Cunningham surmised: "I think he took a bit of time out to assess how serious it was. But I think what came through to us was Ryan's passion, his real passion for hurling, and he really wanted to get back.
"Once he made up his mind to do it, he had to be patient, because the medical people were telling him he had to take a bit of time and it would be towards April/May before he would be back.
"But it's a great boost to us that he's back in now, and he'll be playing club championship next week," he added.
"At the end of the day he just wants to play hurling. He has a fanatical interest in it; and he missed it.
"You'd see him at training, he got very frustrated at times, not being able to get back involved and having to take time and be patient. But now that he's got the all-clear, he's great - and it's good for him too."
As for Keaney's retirement, the Dublin manager inferred that there was little point indulging in any arm-twisting once the 33-year-old had made up his mind.
"We had chats about it earlier on in the year and he was totally focussing on Ballyboden, on the football side of it, so it wasn't a huge surprise," Cunningham outlined.
"You know, Conal is his own man. He knew that the focus was going to be on the All-Ireland club up until March and he was going to miss a period of time … we had a good chat about it, and he had made his intention known."
He described the versatile veteran as a "phenomenal servant for Dublin" in two codes over 15 years.
"He got an All Star nomination in 2003," Cunningham pointed out. "But at the height of his career, 2011-12 when he came back (to hurling), sure he was a phenomenal player.
"We played him last year at wing-back in a couple of matches, and he was that good that he was able to adapt, to be able to go from being an excellent forward to being a very good defender as well.
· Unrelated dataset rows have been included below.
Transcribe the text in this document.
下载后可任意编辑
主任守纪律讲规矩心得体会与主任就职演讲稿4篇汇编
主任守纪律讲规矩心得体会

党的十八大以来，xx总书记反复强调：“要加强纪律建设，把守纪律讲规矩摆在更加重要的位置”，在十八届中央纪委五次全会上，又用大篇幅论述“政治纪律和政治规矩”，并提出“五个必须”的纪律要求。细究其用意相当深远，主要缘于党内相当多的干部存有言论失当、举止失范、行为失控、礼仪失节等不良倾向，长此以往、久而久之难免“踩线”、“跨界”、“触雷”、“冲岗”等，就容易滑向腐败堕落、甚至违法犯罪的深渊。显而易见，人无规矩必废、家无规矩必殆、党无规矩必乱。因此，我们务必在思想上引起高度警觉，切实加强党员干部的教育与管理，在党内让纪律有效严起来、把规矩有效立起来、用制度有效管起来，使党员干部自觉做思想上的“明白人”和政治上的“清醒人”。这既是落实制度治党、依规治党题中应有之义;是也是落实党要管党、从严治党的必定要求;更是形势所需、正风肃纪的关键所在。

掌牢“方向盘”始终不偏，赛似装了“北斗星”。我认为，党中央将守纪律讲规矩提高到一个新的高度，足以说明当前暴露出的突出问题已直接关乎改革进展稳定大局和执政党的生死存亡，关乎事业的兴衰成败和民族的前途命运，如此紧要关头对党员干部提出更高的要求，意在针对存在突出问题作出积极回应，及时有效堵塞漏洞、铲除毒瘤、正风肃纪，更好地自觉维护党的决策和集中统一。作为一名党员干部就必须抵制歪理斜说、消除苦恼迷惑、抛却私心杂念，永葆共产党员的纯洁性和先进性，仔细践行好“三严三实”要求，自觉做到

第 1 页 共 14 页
"Excellent hurler, really. He had everything - great skill, great touch, great hand, great strength. At the height of his career he had the accident - that's when he was at his best, the time he had the motorbike accident (in 2011). But a great hurler to watch."
He conceded that Dublin will "miss that leadership in the dressing-room, there's no doubt, but you'd be hoping to find some new leaders and give the young fellas a chance to put their hand up for selection as well."
Following their recent league exit to Limerick, Dublin won't re-enter the competitive cauldron for another five-and-a-bit weeks - against Wexford in Croke Park on Saturday, May 21 (7.0). However, even that may not be enough time for long-term knee injury victims Peter Kelly and Cian Boland.
Kelly hasn't played since dislocating a knee on club duty with Lucan Sarsfields last September; he subsequently underwent surgery.
"We were hoping he'd be able to play some part in the league. At this stage he'd be certainly a doubt for the championship match against Wexford," Cunningham admitted.
"He is still rehabbing it and he is not back on the pitch yet ... these things can be slow.
"Cian is still a couple of weeks away from playing. He has come back at different times and had a few setbacks in between. He's got to rest it and give it a chance to recover fully. The championship is an achievable target for him, but he must be a doubt."
There is better news regarding Niall Corcoran (wrist) and Paul Schutte (shoulder) who have both resumed training.